- Biogen Inc BIIB are down 12 percent since January 4, and trading close to their 52-week low.
- Credit Suisse’s Alethia Young initiated coverage of the company with a Neutral rating and a price target of $322.
- More clarity is required on the company’s pipeline and base business growth rate before considering an investment in the stock, Young stated.
Analyst Alethia Young mentioned that Biogen’s shares were fairly volatile in 2015, largely driven by the pipeline results for LINGO and Alzheimer’s, slowing Tecfidera sales, concerns over generics and pricing in multiple sclerosis, and competition in the hemophilia franchise.
“Slowing base business combined with risky but potentially game-changing pipeline has led to multiple contraction of Biogen shares,” Young noted.
The analyst pointed out that Biogen’s base businesses continue to have headwinds and that the long-term business growth could be hit by competition from new regimes.

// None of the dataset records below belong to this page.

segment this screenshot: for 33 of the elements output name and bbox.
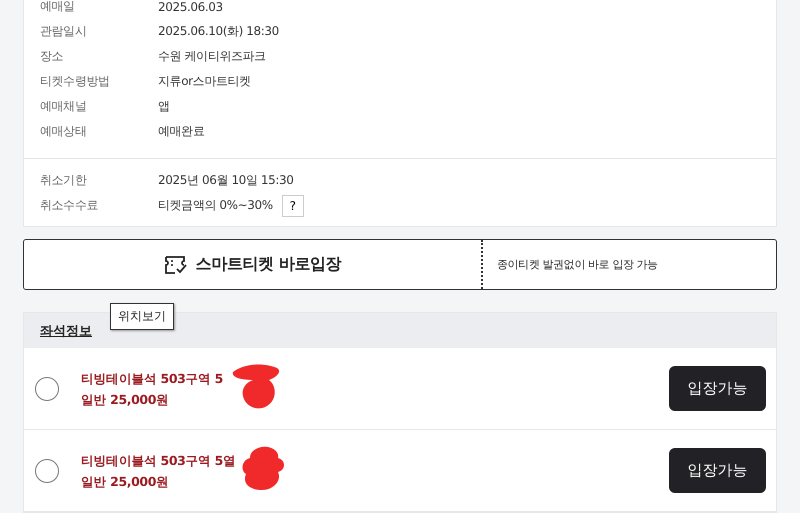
- info-label: 취소기한: [40, 172, 88, 189]
- info-label: 예매일: [40, 0, 76, 15]
- radio-button[interactable]: [35, 376, 59, 400]
- info-value: 2025.06.03: [158, 0, 223, 14]
- info-label: 취소수수료: [40, 197, 100, 214]
- help-button[interactable]: ?: [282, 194, 304, 216]
- smart-ticket-banner[interactable]: 스마트티켓 바로입장 종이티켓 발권없이 바로 입장 가능: [23, 239, 777, 290]
- info-value: 예매완료: [158, 123, 204, 140]
- seat-price: 일반 25,000원: [81, 474, 170, 491]
- info-label: 티켓수령방법: [40, 73, 111, 90]
- entry-button[interactable]: 입장가능: [669, 448, 766, 493]
- entry-button[interactable]: 입장가능: [669, 366, 766, 411]
- section-title: 좌석정보: [40, 322, 92, 340]
- seat-row[interactable]: 티빙테이블석 503구역 5열 일반 25,000원 입장가능: [24, 430, 776, 512]
- info-value: 2025년 06월 10일 15:30: [158, 172, 294, 189]
- info-value: 앱: [158, 98, 170, 115]
- info-label: 예매상태: [40, 123, 88, 140]
- smart-ticket-title: 스마트티켓 바로입장: [196, 254, 342, 275]
- seat-row[interactable]: 티빙테이블석 503구역 5 일반 25,000원 입장가능: [24, 348, 776, 430]
- info-value: 티켓금액의 0%~30%: [158, 197, 273, 214]
- info-value: 수원 케이티위즈파크: [158, 48, 266, 65]
- info-value: 2025.06.10(화) 18:30: [158, 23, 279, 40]
- info-label: 관람일시: [40, 23, 88, 40]
- seat-price: 일반 25,000원: [81, 392, 170, 409]
- location-tooltip[interactable]: 위치보기: [110, 303, 174, 330]
- seat-name: 티빙테이블석 503구역 5열: [81, 453, 236, 468]
- info-label: 예매채널: [40, 98, 88, 115]
- info-value: 지류or스마트티켓: [158, 73, 251, 90]
- ticket-check-icon: [164, 254, 188, 274]
- info-label: 장소: [40, 48, 64, 65]
- radio-button[interactable]: [35, 458, 59, 482]
- seat-name: 티빙테이블석 503구역 5: [81, 371, 223, 386]
- smart-ticket-description: 종이티켓 발권없이 바로 입장 가능: [497, 257, 658, 272]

Potential catalysts that could boost Biogen’s future performance include:
- Synergy MS study and anti-LINGO1 data in mid-2016
- BAN2401 top-line data in AD
- E2609 BACE safety look
- Solanezumab Phase 3 data in October 2016
- Adacanumab titration updates on the PRIME AD study.
Young said that Biogen’s long-term growth is risky, since it is “heavily weighted towards pipeline that we deem risky.” The company’s near-term pipeline opportunities include Ocrelizumab for MS and nusinersen for spinal muscular atrophy.